Disease biomarkers are predicted to be in low abundance; thus, the most crucial step of biomarker discovery is the efficient fractionation of clinical samples into protein sets that define disease stages and/or predict disease development. For this purpose, we developed a new platform that uses peptide-based size exclusion chromatography (pep-SEC) to quantify disease biomarker candidates. This new platform has many advantages over previously described biomarker profiling platforms, including short run time, high resolution, and good reproducibility, which make it suitable for large-scale analysis. We combined this platform with isotope labeling and label-free methods to identify and quantitate differentially expressed proteins in hepatocellular carcinoma (HCC) tissues. When we combined pep-SEC with a gas phase fractionation method, which broadens precursor ion selection, the protein coverage was significantly increased, which is critical for the global profiling of HCC specimens.
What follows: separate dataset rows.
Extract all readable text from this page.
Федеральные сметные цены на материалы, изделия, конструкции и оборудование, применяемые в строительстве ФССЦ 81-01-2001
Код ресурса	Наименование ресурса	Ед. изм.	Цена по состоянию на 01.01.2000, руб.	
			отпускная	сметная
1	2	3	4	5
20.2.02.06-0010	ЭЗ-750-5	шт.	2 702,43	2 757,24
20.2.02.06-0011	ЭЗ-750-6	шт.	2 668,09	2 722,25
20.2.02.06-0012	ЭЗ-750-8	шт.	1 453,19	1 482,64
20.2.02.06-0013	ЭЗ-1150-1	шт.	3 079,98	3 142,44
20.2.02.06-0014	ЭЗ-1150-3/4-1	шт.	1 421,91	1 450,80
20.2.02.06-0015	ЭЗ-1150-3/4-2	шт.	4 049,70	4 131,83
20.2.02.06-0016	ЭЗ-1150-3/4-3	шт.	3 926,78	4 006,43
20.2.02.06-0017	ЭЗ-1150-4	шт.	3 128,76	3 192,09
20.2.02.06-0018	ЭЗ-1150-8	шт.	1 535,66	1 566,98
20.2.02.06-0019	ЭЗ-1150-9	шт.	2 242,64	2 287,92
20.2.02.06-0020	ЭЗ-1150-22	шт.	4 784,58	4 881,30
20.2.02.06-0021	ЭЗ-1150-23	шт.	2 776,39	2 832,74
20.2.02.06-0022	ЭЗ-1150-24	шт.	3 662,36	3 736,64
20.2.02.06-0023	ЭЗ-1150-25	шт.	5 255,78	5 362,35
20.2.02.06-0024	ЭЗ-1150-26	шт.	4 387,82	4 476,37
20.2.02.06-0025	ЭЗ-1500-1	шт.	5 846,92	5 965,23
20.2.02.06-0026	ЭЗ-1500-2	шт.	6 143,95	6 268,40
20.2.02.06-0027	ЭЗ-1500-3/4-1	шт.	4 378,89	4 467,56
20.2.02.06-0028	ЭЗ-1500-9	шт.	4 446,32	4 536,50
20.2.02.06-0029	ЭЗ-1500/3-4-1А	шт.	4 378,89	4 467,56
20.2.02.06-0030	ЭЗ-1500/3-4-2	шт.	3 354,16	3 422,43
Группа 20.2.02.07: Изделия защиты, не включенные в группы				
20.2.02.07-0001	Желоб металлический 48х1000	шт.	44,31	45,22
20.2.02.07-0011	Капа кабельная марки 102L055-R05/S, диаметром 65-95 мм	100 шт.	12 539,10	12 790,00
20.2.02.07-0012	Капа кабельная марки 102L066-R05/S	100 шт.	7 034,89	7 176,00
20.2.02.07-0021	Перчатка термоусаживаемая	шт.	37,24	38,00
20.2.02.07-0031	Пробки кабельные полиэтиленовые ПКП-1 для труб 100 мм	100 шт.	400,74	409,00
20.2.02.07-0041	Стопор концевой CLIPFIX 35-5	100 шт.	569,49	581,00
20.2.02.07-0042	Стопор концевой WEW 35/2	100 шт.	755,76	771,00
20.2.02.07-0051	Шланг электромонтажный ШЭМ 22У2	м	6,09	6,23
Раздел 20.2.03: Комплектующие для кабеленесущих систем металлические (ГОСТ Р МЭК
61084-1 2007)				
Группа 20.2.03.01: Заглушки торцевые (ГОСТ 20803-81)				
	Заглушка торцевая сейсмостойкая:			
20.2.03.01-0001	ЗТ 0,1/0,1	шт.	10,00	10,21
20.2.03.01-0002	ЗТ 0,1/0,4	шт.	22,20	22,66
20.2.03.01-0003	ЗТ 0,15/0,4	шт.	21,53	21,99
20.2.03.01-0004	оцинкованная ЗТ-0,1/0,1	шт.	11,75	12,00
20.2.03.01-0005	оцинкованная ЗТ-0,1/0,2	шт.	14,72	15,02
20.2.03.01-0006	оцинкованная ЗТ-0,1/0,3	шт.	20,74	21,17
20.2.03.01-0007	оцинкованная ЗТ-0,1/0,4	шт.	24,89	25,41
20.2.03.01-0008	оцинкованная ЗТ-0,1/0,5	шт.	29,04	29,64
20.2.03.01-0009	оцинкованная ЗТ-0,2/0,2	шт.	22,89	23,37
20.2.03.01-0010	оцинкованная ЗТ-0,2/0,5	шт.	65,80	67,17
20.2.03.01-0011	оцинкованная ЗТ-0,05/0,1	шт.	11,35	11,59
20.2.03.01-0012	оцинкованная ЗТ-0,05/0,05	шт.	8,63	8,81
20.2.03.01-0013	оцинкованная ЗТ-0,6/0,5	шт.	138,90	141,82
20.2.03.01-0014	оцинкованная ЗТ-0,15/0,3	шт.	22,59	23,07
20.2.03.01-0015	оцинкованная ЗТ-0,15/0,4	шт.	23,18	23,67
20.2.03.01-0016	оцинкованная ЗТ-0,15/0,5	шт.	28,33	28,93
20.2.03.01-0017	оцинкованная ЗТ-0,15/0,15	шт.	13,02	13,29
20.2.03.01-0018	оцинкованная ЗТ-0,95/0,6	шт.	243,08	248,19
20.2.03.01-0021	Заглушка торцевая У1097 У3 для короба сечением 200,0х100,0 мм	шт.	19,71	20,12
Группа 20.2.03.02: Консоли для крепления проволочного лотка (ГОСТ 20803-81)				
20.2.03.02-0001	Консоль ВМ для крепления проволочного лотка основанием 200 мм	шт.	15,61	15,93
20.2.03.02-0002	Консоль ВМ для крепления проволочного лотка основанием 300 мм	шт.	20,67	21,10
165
Furthermore, pep-SEC-LC-MS/MS analysis enhanced the detection of low-abundance proteins (e.g. insulin receptor substrate 2 and carboxylesterase 1) and glycopeptides in HCC plasma. Thus, our pep-SEC platform is an efficient and versatile pre-fractionation system for the large-scale profiling and quantitation of candidate biomarkers in complex disease proteomes.

Enhanced peptide quantification using spectral count clustering and cluster abundance.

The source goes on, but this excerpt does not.